Le 13/06/2007 - 19h45
Par
SPORT / Stéphane Méjanès
Christophe Hatton, la roue tourne
SportWeek
C'est une histoire de promotion par le mérite bien dans l'air du temps, mais à la sauce freestyle. À première vue, rien ne prédisposait Christopher Hatton à un destin de star du VTT.
Né dans une famille modeste des Vosges, ses parents travaillent en usine, son père dans le bois, sa mère dans le textile. Une enfance heureuse bien que les occasions de s'évader soient rares. Pas de vacances et, malgré la proximité des pentes enneigées, le ski est un loisir hors d'atteinte pour le budget familial. Le petit Christo est si remuant qu'il faut pourtant le canaliser. L'athlétisme, d'abord, sans conviction, le judo, ensuite, avec passion. Il atteint le grade de ceinture marron, obtient un titre de champion des Vosges et de vice-champion de Lorraine. Mais des problèmes de dos ruinent ses premières illusions. "

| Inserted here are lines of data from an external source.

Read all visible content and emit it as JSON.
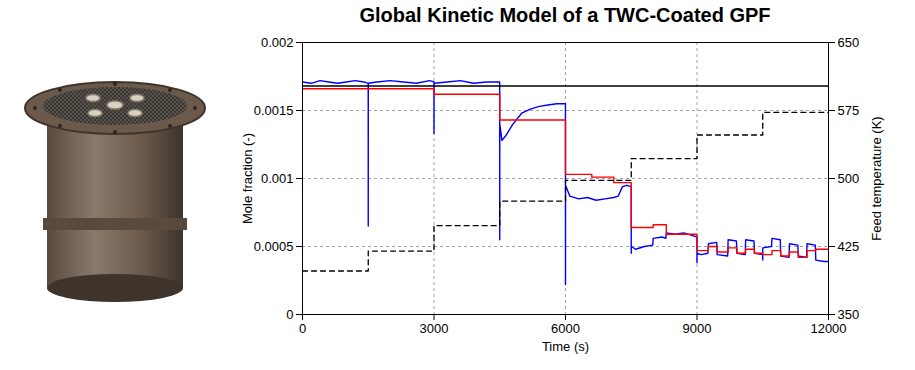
{
  "chart_data": {
    "type": "line",
    "title": "Global Kinetic Model of a TWC-Coated GPF",
    "x_label": "Time (s)",
    "y_label": "Mole fraction (-)",
    "y2_label": "Feed temperature (K)",
    "xlim": [
      0,
      12000
    ],
    "xticks": [
      0,
      3000,
      6000,
      9000,
      12000
    ],
    "ylim": [
      0,
      0.002
    ],
    "yticks": [
      0,
      0.0005,
      0.001,
      0.0015,
      0.002
    ],
    "y2lim": [
      350,
      650
    ],
    "y2ticks": [
      350,
      425,
      500,
      575,
      650
    ],
    "grid": true,
    "series": [
      {
        "color": "#0000ff",
        "line_style": "solid",
        "x": [
          0,
          200,
          400,
          600,
          800,
          1000,
          1200,
          1400,
          1499,
          1500,
          1501,
          1700,
          2000,
          2300,
          2600,
          2900,
          2999,
          3000,
          3001,
          3300,
          3600,
          3900,
          4200,
          4499,
          4500,
          4501,
          4550,
          4650,
          4800,
          5000,
          5200,
          5400,
          5600,
          5800,
          5999,
          6000,
          6001,
          6100,
          6300,
          6500,
          6700,
          6900,
          7100,
          7200,
          7300,
          7400,
          7499,
          7500,
          7501,
          7600,
          7800,
          7990,
          8000,
          8200,
          8290,
          8300,
          8500,
          8700,
          8900,
          8999,
          9000,
          9001,
          9100,
          9250,
          9260,
          9450,
          9460,
          9700,
          9710,
          9900,
          9910,
          10100,
          10110,
          10300,
          10310,
          10499,
          10500,
          10501,
          10700,
          10710,
          10900,
          10910,
          11100,
          11110,
          11300,
          11310,
          11500,
          11510,
          11700,
          11710,
          11900,
          12000
        ],
        "values": [
          0.00171,
          0.0017,
          0.00172,
          0.00171,
          0.0017,
          0.00171,
          0.00172,
          0.00171,
          0.0017,
          0.00065,
          0.0017,
          0.00171,
          0.00172,
          0.00171,
          0.0017,
          0.00172,
          0.00171,
          0.00133,
          0.0017,
          0.00171,
          0.00172,
          0.0017,
          0.00171,
          0.00171,
          0.00055,
          0.0014,
          0.00128,
          0.00132,
          0.0014,
          0.00148,
          0.00151,
          0.00153,
          0.00154,
          0.00155,
          0.00155,
          0.00022,
          0.00095,
          0.00087,
          0.00085,
          0.00086,
          0.00084,
          0.00085,
          0.00086,
          0.00087,
          0.00094,
          0.00095,
          0.00094,
          0.00045,
          0.0005,
          0.00048,
          0.0005,
          0.00051,
          0.00056,
          0.00057,
          0.00056,
          0.0006,
          0.00059,
          0.0006,
          0.00058,
          0.00057,
          0.00038,
          0.00045,
          0.00044,
          0.00045,
          0.00052,
          0.00053,
          0.00044,
          0.00043,
          0.00055,
          0.00054,
          0.00045,
          0.00044,
          0.00055,
          0.00054,
          0.00045,
          0.00044,
          0.0004,
          0.00049,
          0.0005,
          0.00056,
          0.00055,
          0.00043,
          0.00042,
          0.00052,
          0.00051,
          0.00043,
          0.00042,
          0.00052,
          0.00051,
          0.0004,
          0.00039,
          0.00039
        ]
      },
      {
        "color": "#ff0000",
        "line_style": "solid",
        "x": [
          0,
          3000,
          3000,
          4500,
          4500,
          6000,
          6000,
          6600,
          6600,
          7100,
          7100,
          7500,
          7500,
          8000,
          8000,
          8300,
          8300,
          9000,
          9000,
          9260,
          9260,
          9460,
          9460,
          9710,
          9710,
          9910,
          9910,
          10110,
          10110,
          10310,
          10310,
          10500,
          10500,
          10710,
          10710,
          10910,
          10910,
          11110,
          11110,
          11310,
          11310,
          11510,
          11510,
          11710,
          11710,
          12000
        ],
        "values": [
          0.00166,
          0.00166,
          0.00162,
          0.00162,
          0.00143,
          0.00143,
          0.00103,
          0.00103,
          0.00101,
          0.00101,
          0.00097,
          0.00097,
          0.00064,
          0.00064,
          0.00066,
          0.00066,
          0.00059,
          0.00059,
          0.00047,
          0.00047,
          0.0005,
          0.0005,
          0.00046,
          0.00046,
          0.00049,
          0.00049,
          0.00045,
          0.00045,
          0.00048,
          0.00048,
          0.00045,
          0.00045,
          0.00044,
          0.00044,
          0.00047,
          0.00047,
          0.00043,
          0.00043,
          0.00046,
          0.00046,
          0.00042,
          0.00042,
          0.00047,
          0.00047,
          0.00048,
          0.00048
        ]
      },
      {
        "color": "#000000",
        "line_style": "solid",
        "x": [
          0,
          12000
        ],
        "values": [
          0.00168,
          0.00168
        ]
      },
      {
        "color": "#000000",
        "line_style": "dashed",
        "axis": "y2",
        "x": [
          0,
          1500,
          1500,
          3000,
          3000,
          4500,
          4500,
          6000,
          6000,
          7500,
          7500,
          9000,
          9000,
          10500,
          10500,
          12000
        ],
        "values": [
          398,
          398,
          420,
          420,
          448,
          448,
          475,
          475,
          498,
          498,
          522,
          522,
          548,
          548,
          573,
          573
        ]
      }
    ]
  }
}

Les médecins m'ont dit d'arrêter, j'étais tellement écoeuré que je n'ai rien fait pendant un an", se souvient Christopher. Au hasard de ses balades, il découvre un club de bicross. On lui prête une machine et c'est la révélation. "
J'ai adoré les sensations, confie-t-il. Ce qui m'a toujours vraiment plu, c'est d'être en l'air."
Au top niveau mondialTrois ans plus tard, il entre en finale des championnats de France minimes. À la lutte pour le podium dans le dernier virage, il est bousculé, victime d'un complot d'équipe, fréquent dans la discipline, et termine huitième. Dégoûté, il raccroche le vélo à selle basse pour enfourcher un VTT. Au bout de deux ans, lors d'une compétition de dual slalom dans la station du Markstein, en Alsace, sur un vélo reçu en cadeau pour sa communion, il gagne en cadet, en junior et termine quatrième au général alors qu'il est encore... minime. Son talent fait la fierté de ses parents qui commencent à le suivre et ne cesseront plus de le soutenir. "
Ils ont fait un truc que peu auraient fait, s'émeut Christo.
Ils ont prolongé leur crédit sur la maison de 10 ans pour pouvoir m'aider financièrement." Une bonne motivation pour progresser encore et toujours.
Au gré des rencontres, comme avec Guillaume Koch, grand pilote de descente, qui l'introduit chez son premier gros sponsor, Scott, ou Antoine Godde, qui l'accueille dans le Team EDG et a négocié son contrat avec Cannondale, Christo fait son trou sans perdre de vue sa reconversion. Il accomplit notamment un apprentissage en carrosserie, mécanique et peinture automobile. Même s'il est aujourd'hui le seul Français de classe mondiale en VTT newschool (freeride et freestyle), le seul parmi les 15 sélectionnés pour le prestigieux Nissan Qashqai Urban Challenge, il ne roule pas sur l'or. Il est au chômage durant la saison de VTT et travaille l'hiver. "
Si j'avais 10 ans de moins, je serais parti à l'étranger, avoue-t-il.
En France, les sponsors donnent le minimum et profitent des sportifs. ça n'est pas étonnant que les champions français s'exilent. Regardez Laure Manaudou."
Il vient de s'installer à Grenoble avec sa compagne pour se rapprocher des bikeparks des stations alpines. Il a même aménagé son propre terrain d'entraînement, en forêt, sans rien demander à personne, avec des jeunes qui ont trouvé ses coordonnées et sont venus lui dire à la fois leur admiration et leur envie de progresser avec lui. L'avenir, c'est de rider encore deux ans malgré son "grand âge" et passer son brevet d'état pour rester dans le milieu comme accompagnateur, entraîneur ou designer de pistes. Sans renoncer au mariage et aux enfants parce que, décidément, la famille, c'est sacré.